Les menaces visant la vice-présidente du Parlement européen Pina Picierno ne constituent ni un simple incident de sécurité ni l’expression d’un radicalisme marginal. Elles relèvent d’un mécanisme opérationnel de la culture de politique étrangère russe, désormais transposé dans l’espace de l’Union européenne. Le Kremlin n’agit ni par l’argumentation ni par le compromis — il agit en créant un sentiment de vulnérabilité.
Il ne s’agit pas de violence physique en tant que telle. Il s’agit d’un message démonstratif : « toi, personnellement, tu n’es pas protégé ». Cette logique est utilisée depuis des décennies à l’intérieur de la Russie — contre l’opposition, les journalistes, le monde des affaires. Aujourd’hui, elle est exportée à l’extérieur.
La personnalisation de la pression comme stratégie
La Russie évite délibérément l’affrontement frontal avec les institutions européennes. Elle préfère décomposer la responsabilité collective en cibles individuelles.
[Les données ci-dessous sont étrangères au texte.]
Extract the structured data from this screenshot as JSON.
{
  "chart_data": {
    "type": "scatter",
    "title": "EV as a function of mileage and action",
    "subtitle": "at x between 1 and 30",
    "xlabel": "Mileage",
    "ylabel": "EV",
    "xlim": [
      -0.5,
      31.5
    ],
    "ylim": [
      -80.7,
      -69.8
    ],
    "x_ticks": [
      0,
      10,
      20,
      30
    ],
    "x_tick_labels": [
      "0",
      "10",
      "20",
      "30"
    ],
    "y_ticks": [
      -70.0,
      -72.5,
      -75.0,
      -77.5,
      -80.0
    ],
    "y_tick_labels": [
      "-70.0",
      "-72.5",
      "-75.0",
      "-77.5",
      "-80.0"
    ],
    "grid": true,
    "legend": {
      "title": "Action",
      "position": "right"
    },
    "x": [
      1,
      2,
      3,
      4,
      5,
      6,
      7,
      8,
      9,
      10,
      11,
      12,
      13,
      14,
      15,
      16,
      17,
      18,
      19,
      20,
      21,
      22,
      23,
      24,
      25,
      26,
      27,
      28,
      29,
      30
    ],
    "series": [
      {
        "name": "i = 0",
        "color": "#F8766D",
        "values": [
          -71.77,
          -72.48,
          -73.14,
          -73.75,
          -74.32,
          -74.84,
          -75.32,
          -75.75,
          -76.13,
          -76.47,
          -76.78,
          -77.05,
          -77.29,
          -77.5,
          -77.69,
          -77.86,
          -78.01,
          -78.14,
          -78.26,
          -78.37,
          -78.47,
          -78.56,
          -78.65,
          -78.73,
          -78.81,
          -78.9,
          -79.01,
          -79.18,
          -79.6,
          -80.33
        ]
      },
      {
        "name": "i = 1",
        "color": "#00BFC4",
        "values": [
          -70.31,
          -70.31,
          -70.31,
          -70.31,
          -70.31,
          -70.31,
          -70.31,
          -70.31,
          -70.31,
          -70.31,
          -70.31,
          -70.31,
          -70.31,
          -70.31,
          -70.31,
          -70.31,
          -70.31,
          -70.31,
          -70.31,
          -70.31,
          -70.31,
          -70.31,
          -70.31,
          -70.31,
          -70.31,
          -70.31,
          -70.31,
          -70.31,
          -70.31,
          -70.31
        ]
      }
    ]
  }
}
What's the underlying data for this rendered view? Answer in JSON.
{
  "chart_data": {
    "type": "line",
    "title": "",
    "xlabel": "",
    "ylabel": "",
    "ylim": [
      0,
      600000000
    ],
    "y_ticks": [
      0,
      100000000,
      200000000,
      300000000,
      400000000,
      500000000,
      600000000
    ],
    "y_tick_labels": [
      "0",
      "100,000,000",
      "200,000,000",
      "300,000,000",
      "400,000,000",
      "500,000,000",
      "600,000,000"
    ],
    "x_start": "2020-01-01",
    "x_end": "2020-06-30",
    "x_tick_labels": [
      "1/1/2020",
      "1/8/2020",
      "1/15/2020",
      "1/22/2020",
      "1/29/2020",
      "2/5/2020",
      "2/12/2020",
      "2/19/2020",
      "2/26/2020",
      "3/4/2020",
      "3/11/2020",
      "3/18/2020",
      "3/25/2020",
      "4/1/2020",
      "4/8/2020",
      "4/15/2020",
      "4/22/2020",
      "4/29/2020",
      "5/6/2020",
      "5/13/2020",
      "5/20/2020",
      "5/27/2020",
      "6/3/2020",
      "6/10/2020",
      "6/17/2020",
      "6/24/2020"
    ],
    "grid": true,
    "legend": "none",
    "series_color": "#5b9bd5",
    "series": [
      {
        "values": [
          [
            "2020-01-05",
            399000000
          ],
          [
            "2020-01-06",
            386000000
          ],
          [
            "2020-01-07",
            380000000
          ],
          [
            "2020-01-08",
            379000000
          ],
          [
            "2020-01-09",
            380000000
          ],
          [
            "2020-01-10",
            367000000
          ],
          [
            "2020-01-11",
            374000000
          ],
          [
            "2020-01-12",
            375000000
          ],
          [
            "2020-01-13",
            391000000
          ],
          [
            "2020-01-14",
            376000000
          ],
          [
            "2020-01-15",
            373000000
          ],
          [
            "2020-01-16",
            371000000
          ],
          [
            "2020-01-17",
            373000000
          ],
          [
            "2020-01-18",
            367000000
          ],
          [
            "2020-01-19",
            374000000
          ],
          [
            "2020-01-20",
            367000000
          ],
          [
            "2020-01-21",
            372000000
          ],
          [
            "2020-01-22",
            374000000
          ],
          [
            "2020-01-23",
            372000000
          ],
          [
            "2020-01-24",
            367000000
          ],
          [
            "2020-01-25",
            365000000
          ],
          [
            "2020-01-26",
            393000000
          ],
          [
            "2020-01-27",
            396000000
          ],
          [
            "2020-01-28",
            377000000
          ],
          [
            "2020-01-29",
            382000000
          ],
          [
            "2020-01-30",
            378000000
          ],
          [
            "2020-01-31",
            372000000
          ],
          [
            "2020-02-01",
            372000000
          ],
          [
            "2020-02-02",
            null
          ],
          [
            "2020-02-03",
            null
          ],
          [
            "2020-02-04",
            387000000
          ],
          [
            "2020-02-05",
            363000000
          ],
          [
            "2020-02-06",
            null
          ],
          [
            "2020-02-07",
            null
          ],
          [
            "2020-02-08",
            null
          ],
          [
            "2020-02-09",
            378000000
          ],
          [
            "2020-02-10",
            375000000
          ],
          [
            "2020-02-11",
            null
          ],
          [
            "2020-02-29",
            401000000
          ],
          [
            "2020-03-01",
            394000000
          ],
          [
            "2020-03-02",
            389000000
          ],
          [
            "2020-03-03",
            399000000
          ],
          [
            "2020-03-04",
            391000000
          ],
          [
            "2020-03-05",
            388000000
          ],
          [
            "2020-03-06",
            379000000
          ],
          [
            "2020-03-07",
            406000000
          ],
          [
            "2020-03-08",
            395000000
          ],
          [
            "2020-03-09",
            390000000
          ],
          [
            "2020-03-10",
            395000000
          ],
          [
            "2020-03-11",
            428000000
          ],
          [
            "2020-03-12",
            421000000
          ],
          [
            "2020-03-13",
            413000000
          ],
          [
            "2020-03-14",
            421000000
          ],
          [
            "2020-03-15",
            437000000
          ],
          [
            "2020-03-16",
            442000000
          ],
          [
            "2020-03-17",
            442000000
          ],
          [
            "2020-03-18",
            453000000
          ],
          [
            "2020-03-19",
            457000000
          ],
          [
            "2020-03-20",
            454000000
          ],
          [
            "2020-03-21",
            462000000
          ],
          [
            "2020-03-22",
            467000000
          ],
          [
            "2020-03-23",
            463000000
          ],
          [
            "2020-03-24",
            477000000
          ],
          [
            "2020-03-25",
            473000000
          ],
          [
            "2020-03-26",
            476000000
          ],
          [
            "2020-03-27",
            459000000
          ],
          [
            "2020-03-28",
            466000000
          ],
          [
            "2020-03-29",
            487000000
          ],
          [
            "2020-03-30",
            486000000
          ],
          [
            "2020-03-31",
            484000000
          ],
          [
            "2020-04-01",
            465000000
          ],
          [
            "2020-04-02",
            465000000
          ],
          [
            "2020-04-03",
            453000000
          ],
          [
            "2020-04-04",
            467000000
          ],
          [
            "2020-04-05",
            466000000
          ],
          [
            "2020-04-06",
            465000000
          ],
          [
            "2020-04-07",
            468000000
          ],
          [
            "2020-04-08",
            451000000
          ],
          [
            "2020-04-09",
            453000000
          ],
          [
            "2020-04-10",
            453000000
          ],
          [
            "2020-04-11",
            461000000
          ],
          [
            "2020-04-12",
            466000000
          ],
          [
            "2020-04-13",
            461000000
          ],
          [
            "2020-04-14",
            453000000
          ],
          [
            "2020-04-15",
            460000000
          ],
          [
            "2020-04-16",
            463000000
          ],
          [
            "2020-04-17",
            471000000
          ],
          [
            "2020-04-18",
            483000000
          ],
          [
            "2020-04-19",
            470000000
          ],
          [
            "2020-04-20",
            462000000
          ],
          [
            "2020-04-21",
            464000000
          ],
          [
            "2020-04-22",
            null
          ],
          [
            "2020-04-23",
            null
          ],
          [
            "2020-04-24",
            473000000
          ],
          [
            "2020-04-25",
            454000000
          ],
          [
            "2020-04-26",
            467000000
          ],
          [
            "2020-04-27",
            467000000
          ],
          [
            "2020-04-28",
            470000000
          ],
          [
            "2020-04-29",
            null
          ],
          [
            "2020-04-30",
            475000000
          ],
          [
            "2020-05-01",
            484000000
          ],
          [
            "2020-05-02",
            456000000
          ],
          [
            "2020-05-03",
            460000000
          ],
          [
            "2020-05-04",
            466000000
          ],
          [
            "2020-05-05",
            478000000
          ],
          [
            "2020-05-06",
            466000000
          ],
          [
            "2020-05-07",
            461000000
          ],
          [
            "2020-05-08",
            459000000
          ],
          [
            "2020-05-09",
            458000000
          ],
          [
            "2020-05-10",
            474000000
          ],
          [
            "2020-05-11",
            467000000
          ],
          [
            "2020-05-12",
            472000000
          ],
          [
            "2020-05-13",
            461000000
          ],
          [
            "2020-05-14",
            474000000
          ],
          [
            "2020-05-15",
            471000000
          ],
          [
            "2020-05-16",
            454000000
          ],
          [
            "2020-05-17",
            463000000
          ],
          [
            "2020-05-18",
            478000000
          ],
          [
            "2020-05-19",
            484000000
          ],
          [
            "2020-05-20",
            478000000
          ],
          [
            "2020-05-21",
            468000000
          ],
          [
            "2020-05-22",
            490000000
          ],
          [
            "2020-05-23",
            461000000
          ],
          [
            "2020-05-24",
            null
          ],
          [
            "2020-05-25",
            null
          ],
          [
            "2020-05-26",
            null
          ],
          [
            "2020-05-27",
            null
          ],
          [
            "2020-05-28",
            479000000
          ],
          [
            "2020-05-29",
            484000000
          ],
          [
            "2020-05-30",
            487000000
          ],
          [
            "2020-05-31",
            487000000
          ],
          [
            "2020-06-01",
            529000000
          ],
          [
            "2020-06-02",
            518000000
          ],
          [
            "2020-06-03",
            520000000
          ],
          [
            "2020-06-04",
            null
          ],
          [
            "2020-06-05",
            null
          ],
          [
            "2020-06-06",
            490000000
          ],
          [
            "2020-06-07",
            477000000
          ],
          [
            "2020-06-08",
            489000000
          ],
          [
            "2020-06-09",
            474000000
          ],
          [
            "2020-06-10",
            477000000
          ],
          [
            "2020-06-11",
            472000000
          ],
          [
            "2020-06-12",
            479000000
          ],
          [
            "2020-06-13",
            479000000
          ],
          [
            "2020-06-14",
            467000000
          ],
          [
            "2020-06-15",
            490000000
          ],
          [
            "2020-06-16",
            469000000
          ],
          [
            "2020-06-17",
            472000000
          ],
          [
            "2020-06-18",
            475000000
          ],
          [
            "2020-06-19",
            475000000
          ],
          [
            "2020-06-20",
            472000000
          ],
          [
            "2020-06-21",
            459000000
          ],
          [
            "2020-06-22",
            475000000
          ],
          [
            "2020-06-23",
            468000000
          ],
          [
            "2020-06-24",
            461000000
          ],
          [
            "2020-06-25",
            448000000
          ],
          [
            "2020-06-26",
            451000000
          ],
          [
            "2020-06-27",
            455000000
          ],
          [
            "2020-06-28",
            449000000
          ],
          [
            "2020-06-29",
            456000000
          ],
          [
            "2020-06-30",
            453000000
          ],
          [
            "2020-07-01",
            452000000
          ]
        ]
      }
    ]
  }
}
Lorsque la pression s’exerce non pas sur une institution, mais sur une personne, le système réagit plus lentement, avec plus de prudence et moins de détermination.
Pina Picierno est devenue une cible non pas en raison de son titre, mais de sa fonction politique réelle. Elle rompt l’équilibre confortable pour Moscou :
- elle soutient l’Ukraine sans ambiguïté ;
- elle travaille publiquement sur la désinformation ;
- elle ne laisse à la Russie aucune “zone grise”.
Dans cette configuration, les menaces servent d’avertissement aux autres : l’engagement a un prix.
Une guerre hybride sans chars
Le danger majeur réside dans le fait que ce type d’actions ne ressemble pas à une guerre. Il n’y a ni explosions, ni déclarations officielles, ni violation formelle des frontières. Mais il y a une reconfiguration progressive des comportements : un langage plus prudent, une moindre visibilité publique, l’évitement de certains sujets.
C’est ainsi que fonctionne la pression hybride : elle ne détruit pas le système d’un coup, elle affaiblit sa résilience. La démocratie subsiste formellement, mais elle perd sa capacité à agir avec audace.
L’Ukraine comme antidote au modèle russe
Dans cette logique, le soutien à l’Ukraine n’est pas une question de politique étrangère, mais un choix civilisationnel. L’Ukraine résiste non seulement à l’agression militaire, mais aussi à l’idée même que la peur puisse être un instrument efficace de gouvernance.
Si l’Europe accepte que ses représentants soient intimidés par des menaces, elle adopte de facto les règles du jeu russes. Si, au contraire, elle protège ceux qui sont visés, elle préserve sa propre souveraineté politique.